Confronté à une aussi heureuse coïncidence de dates, le père Fray Diego de Soria surexcité comme un communiant devant une hostie demanda à son boss le Pape Sixte V (1585 – 1590) l’autorisation de fêter neuf messes avant Noël afin de remplacer les anciennes festivités païennes par une attente émue de la naissance du Christ. La proposition fut évidemment acceptée. Rapidement, le puissant Huitzilopochtli se fit déloger par un petit blanc né dans du foin. On nomma ces neufs jours et neuf messes les posadas.

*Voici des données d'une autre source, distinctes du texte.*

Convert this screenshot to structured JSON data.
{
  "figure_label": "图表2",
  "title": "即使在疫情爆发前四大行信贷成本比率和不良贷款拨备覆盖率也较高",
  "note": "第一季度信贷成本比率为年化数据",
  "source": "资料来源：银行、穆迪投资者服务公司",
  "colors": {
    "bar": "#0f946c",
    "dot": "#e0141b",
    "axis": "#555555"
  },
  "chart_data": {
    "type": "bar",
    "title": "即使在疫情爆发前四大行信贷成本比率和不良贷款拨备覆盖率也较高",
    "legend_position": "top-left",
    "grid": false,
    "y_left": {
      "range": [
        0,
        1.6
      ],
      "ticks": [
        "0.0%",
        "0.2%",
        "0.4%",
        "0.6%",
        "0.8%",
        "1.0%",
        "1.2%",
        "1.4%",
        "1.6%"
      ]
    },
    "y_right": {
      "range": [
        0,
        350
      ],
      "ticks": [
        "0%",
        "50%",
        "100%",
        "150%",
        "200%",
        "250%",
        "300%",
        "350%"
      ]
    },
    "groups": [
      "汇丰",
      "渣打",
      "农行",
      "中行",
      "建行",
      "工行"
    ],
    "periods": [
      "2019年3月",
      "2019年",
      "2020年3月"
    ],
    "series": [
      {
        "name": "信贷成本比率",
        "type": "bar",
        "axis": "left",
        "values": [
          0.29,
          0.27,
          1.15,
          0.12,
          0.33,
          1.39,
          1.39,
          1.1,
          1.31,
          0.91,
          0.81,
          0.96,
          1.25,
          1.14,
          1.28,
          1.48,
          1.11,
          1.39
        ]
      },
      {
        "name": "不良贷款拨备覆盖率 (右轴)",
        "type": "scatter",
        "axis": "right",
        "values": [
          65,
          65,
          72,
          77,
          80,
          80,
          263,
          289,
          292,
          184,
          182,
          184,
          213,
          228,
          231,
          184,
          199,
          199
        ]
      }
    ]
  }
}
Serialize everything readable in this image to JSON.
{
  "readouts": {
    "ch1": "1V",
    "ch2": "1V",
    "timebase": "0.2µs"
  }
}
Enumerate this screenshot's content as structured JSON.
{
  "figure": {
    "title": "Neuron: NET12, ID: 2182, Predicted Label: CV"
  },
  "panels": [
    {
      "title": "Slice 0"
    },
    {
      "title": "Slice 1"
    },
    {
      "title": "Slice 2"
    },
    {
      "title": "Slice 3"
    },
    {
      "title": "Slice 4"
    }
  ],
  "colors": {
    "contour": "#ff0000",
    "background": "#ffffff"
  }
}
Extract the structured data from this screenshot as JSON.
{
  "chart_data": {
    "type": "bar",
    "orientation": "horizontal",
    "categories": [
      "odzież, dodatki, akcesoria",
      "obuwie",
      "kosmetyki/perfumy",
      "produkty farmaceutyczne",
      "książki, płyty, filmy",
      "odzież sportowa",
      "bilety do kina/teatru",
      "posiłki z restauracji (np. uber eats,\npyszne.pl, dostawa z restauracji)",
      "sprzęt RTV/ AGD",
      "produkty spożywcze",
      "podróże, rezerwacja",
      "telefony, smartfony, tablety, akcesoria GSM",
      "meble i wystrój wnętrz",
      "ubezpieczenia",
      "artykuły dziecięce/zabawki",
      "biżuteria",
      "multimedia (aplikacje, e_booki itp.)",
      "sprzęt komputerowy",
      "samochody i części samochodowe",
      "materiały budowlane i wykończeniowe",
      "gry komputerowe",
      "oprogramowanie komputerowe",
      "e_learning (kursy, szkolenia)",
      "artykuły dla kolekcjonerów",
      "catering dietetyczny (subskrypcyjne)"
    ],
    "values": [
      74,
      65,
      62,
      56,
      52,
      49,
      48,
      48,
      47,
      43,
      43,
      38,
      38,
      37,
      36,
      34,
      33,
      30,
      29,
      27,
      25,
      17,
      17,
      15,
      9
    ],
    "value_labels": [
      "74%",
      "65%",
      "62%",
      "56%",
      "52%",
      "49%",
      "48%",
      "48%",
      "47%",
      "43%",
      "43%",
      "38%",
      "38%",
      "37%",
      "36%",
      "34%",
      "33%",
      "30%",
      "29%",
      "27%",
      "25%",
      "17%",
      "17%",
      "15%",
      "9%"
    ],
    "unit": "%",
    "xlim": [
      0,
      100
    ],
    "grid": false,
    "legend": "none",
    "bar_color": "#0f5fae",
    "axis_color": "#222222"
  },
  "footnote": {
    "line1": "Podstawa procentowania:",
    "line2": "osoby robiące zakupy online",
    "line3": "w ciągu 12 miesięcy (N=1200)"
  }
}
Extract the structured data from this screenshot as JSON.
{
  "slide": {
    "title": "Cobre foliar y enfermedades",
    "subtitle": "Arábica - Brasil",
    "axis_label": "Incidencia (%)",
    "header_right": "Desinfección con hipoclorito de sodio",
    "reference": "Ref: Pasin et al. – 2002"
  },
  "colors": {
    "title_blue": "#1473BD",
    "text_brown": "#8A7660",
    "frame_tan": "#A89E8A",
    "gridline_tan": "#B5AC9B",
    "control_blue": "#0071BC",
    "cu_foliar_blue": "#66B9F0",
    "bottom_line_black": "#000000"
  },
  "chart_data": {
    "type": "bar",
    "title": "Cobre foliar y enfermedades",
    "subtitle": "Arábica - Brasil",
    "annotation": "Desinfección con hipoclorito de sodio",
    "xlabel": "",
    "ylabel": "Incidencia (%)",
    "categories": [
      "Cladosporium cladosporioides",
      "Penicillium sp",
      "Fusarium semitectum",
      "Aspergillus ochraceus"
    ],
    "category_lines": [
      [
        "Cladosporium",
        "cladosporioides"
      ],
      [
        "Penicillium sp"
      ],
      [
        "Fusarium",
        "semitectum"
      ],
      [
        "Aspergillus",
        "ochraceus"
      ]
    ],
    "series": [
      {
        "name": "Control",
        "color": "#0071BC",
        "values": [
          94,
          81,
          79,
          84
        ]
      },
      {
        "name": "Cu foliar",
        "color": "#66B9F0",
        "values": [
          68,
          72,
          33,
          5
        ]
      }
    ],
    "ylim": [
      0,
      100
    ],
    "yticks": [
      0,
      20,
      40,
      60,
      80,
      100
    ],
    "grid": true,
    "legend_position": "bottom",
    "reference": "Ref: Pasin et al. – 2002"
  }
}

Avant l’arrivée de intégristes catholiques, un objet très célèbre était attaché à la célébration de Huitzilopochtli et fut maintenu alors même que la religion chrétienne avait pris le dessus : il s’agit de la piñata. À l’origine, la piñata n’était rien d’autre qu’un petit pot d’argile rempli de libations et décoré de plumes. Il était ensuite brisé à coup de bâton pour répandre ses offrandes sur le temple du dieu. Le pot symbolisait la Terre tandis que les libations incarnaient ses richesses naturelles. Même pour le premier venu de l’autre côté de l’Atlantique, le lien entre solstice d’hiver, renaissance de la lumière et de la vie et retour des végétaux apparaissait avec évidence.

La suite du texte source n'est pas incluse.